I think this is a little more than a mere joke.

 

[Jaynte]

Something all are familiar with are speed and acceleration which are
simple examples of diff. equations.

For example:

v=\frac{dx}{dt}
a=\frac{dv}{dt}=\frac{d²x}{dx²}

where the velocity v is how long distance you got after a certain time. Or in other words, difference in distance over difference in time.

And same for acceleration which describes how the speed has changed after a certain time.

Don't know how that helps visualize it but you can feel acceleration :)

 

[pmsrw3]

DEs come in a variety of sizes and shapes, so it's hard to give a general answer to your question. But there are helpful visualization methods for some common classes of DEs. Strogatz describes some of them in Nonlinear Dynamics and Chaos.

 

[nickalh]

I. In Diff. Eq. there are a variety of methods for a variety of equations.

Something to consider:
Create a summary table showing
A. what form the original equation looks like.
B. steps in the solution method.
C. Other notes or cautions to be aware of, possible comparisons & contrasts.

If you lay these out in a clear pattern, it can help one visualize the course, & understand the varieties of methods to apply & when to apply them.

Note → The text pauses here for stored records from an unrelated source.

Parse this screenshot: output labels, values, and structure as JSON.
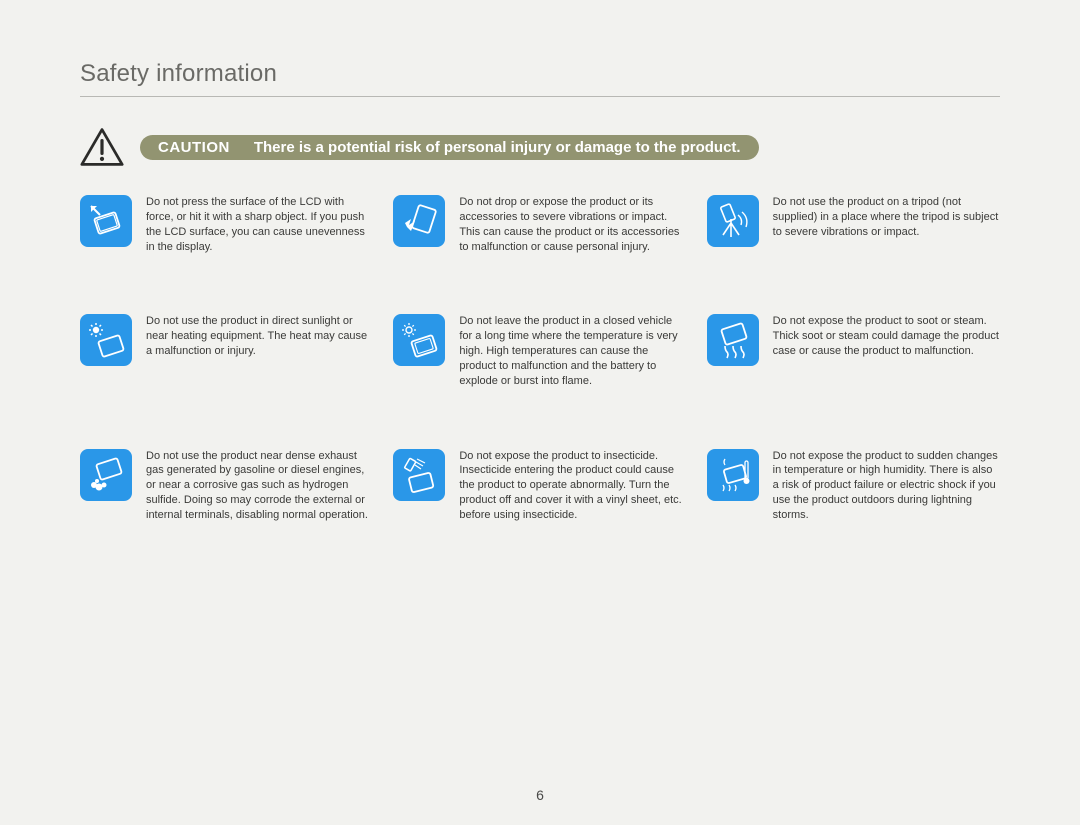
{
  "page": {
    "title": "Safety information",
    "page_number": "6"
  },
  "caution": {
    "label": "CAUTION",
    "text": "There is a potential risk of personal injury or damage to the product."
  },
  "items": [
    {
      "icon": "lcd-press",
      "text": "Do not press the surface of the LCD with force, or hit it with a sharp object. If you push the LCD surface, you can cause unevenness in the display."
    },
    {
      "icon": "drop-impact",
      "text": "Do not drop or expose the product or its accessories to severe vibrations or impact. This can cause the product or its accessories to malfunction or cause personal injury."
    },
    {
      "icon": "tripod",
      "text": "Do not use the product on a tripod (not supplied) in a place where the tripod is subject to severe vibrations or impact."
    },
    {
      "icon": "sun-heat",
      "text": "Do not use the product in direct sunlight or near heating equipment. The heat may cause a malfunction or injury."
    },
    {
      "icon": "hot-car",
      "text": "Do not leave the product in a closed vehicle for a long time where the temperature is very high. High temperatures can cause the product to malfunction and the battery to explode or burst into flame."
    },
    {
      "icon": "steam",
      "text": "Do not expose the product to soot or steam. Thick soot or steam could damage the product case or cause the product to malfunction."
    },
    {
      "icon": "exhaust-gas",
      "text": "Do not use the product near dense exhaust gas generated by gasoline or diesel engines, or near a corrosive gas such as hydrogen sulfide. Doing so may corrode the external or internal terminals, disabling normal operation."
    },
    {
      "icon": "insecticide",
      "text": "Do not expose the product to insecticide. Insecticide entering the product could cause the product to operate abnormally. Turn the product off and cover it with a vinyl sheet, etc. before using insecticide."
    },
    {
      "icon": "temp-humidity",
      "text": "Do not expose the product to sudden changes in temperature or high humidity. There is also a risk of product failure or electric shock if you use the product outdoors during lightning storms."
    }
  ]
}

II. Unfortunately, when starting a Diff. Eq. the visualization options tend to be limited to computer methods. I'm more familiar with the terms
"vector field" or "slope field"
See http://www.sosmath.com/diffeq/slope/slope1.html"
Any college level mathematical software will have and thankfully, wolframAlpha.com may be able to graph vector fields.
See
http://reference.wolfram.com/mathematica/ref/VectorPlot.html"


III. When solved it can be very instructive to plot a "solution family" or multiple solution curves. Using a different color for each solution can be useful.
http://www.wolframalpha.com/input/?i=2y'+++xy+=+sin+x" Notice the "sample solution family", where x:0->2.

Bye.